正直少し助かった。この紙袋、なかなかに重くて持ち運びが大変だ。美琴ちゃん、よくこんな重くて大きいものを、職員室で他の教師たちに怪しまれることもなく、ここまで一人で持って来たなと感心する。これも演劇部にかける情熱とやらが人一倍強い由縁だろうか。


「重いだろ? 俺たち、去年の大会の台本でうまく芝居できなかった時も、これと同じことさせられたよ」


部長の顔には苦笑が浮かんでいる。航平といい、先輩たちといい、一体この紙袋に何が入っていて、俺は何をさせられるというのだろう。


「何か悪い予感しかしないんですが」


その俺の質問に部長は苦笑いを返すだけだった。やっぱり碌でもないものが入っているらしい。

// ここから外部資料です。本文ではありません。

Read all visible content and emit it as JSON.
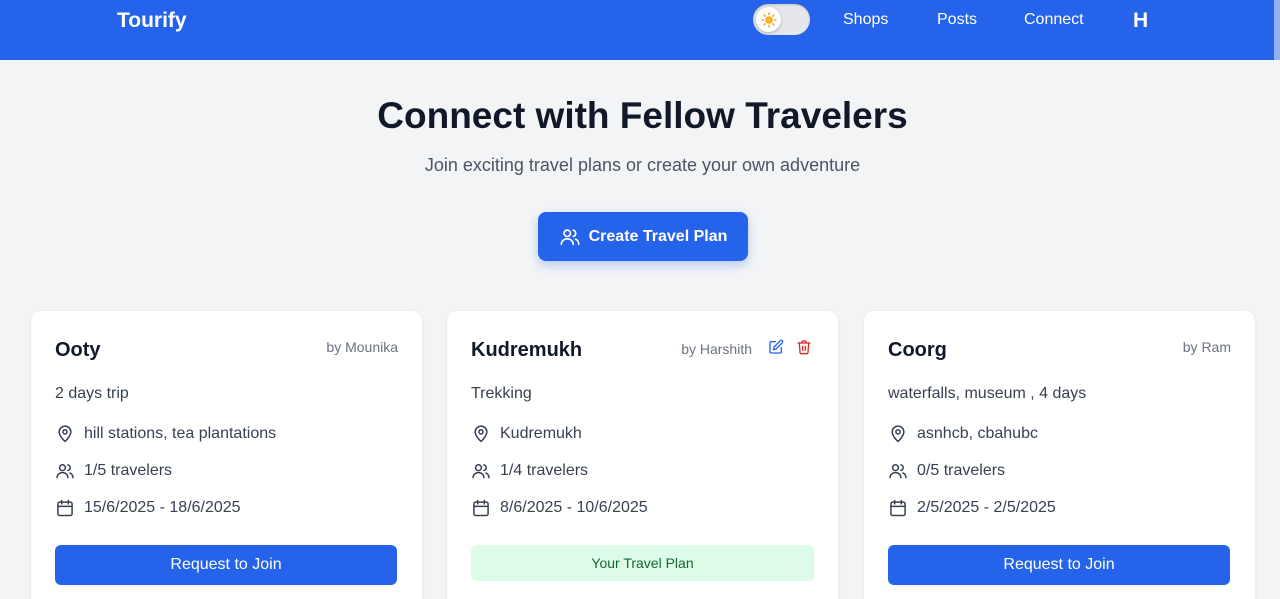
{
  "header": {
    "brand": "Tourify",
    "nav": {
      "shops": "Shops",
      "posts": "Posts",
      "connect": "Connect"
    },
    "avatar_initial": "H",
    "theme_toggle_icon": "sun-icon"
  },
  "hero": {
    "title": "Connect with Fellow Travelers",
    "subtitle": "Join exciting travel plans or create your own adventure",
    "create_button": "Create Travel Plan"
  },
  "colors": {
    "primary": "#2563eb",
    "success_bg": "#dcfce7",
    "success_text": "#166534",
    "edit_icon": "#2563eb",
    "delete_icon": "#dc2626"
  },
  "cards": [
    {
      "title": "Ooty",
      "author": "by Mounika",
      "description": "2 days trip",
      "location": "hill stations, tea plantations",
      "travelers": "1/5 travelers",
      "dates": "15/6/2025 - 18/6/2025",
      "action": "Request to Join"
    },
    {
      "title": "Kudremukh",
      "author": "by Harshith",
      "description": "Trekking",
      "location": "Kudremukh",
      "travelers": "1/4 travelers",
      "dates": "8/6/2025 - 10/6/2025",
      "action": "Your Travel Plan"
    },
    {
      "title": "Coorg",
      "author": "by Ram",
      "description": "waterfalls, museum , 4 days",
      "location": "asnhcb, cbahubc",
      "travelers": "0/5 travelers",
      "dates": "2/5/2025 - 2/5/2025",
      "action": "Request to Join"
    }
  ]
}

「でも、結構役に立つよ、これ。俺たちもこのおかげでだいぶ芝居のイメージがつかめたし」


「芝居のイメージですか?」


「そう。ま、何事も楽しむことが大切だからね。慣れれば楽しめるようになるよ」


「へぇ……そうなんですね……」


 全く何のことやら余計にわからなくなるのだが、何とか部長に手伝って貰って、寮まで紙袋を運んだ俺は、汗だくになりながらその紙袋を自分の机の上に置いた。ふぅ。重すぎて腕がパンパンだ。航平は既に部屋に帰っており、俺がその紙袋を持ち帰ったのを見ると、恥ずかしそうに顔を赤くしてベッドに潜り込んで顔まで布団を被ってしまった。


「おい、何してるんだよ。俺一人に運ばせるなんて酷いだろ。これ、相当重かったんだぞ。部長に手伝って貰ったんだからな。お前、次の部活の日にちゃんと部長にお礼言っておけよな」


「わかったよ」


航平が布団の中から答える。全く、世話の焼けるやつだ。


 それはそうと、中身を今すぐにでも確認したかった俺は、紙袋の中を覗いて見た。なーんだ。中身はただのCDじゃないか。どんな大層なものが入っているんだろうとドキドキしていた俺は、思わず拍子抜けしてしまった。音楽でも聴けっていうのか? 芝居が上手くなる音楽なんてあるんだろうか。とりあえず、その中のCDを一枚取り出してみる。その瞬間、俺は思わず凍り付いた。


 CDのジャケットにイケメンのアニメキャラが二人、裸で抱き合ってキスをしているじゃないか。こ、これは一体……。俺は次々に中に入っているCDを取り出していった。制服を着た男子高校生やら王子様やら執事やら、中には動物の顔をしたキャラクターまで次々にいろんなキャラクターが顔を出す。そのどれもが抱き合ったり、キスをしていたり、男同士でジャケットばかりだった。


「おい、これは一体何なんだよ!」


俺が思わず事情を知っているらしい航平に向かって叫んだ。


「それ、BLドラマCDってやつ」


航平が布団から赤い顔を覗かせて答える。


「BLドラマCD?」


「音声だけのドラマのことだよ。朗読劇みたいな。そのBL版ってこと」


「BLって、男同士で恋愛する小説や漫画ってやつのことか?」


「そういうこと」


「で、これを聴けっていうのか!?」


「うん……。それもね、紡と一緒にイヤホン片耳ずつつけて、一緒に聴かないといけないの。美琴ちゃんの指示がその紙袋の中に入っているでしょ?」


航平の言う通り、紙袋の底に美琴ちゃんからの指令をしたためた手紙が入っている。


『つむつむとこうちゃんの二人で一つのイヤホンを分け合って全て聴くこと』


だとさ! イヤホンを二人で分け合えって、あの恋人同士がやってるやつだよな? それを航平と二人でやれと。しかも、このBLドラマCDとやらでやれということなのか……。おいおい、こんなこと俺にできるのか? 俺は不安になって航平の方を見やった。すると、航平は顔を真っ赤にしたまま、布団の中に再びすっこんでしまった。どうやら、このBLドラマCDとやらは、あの航平ですら赤面してしまうような代物らしい。俺は演劇部を続けたいと美琴ちゃんに宣言した自分をひたすら後悔していた。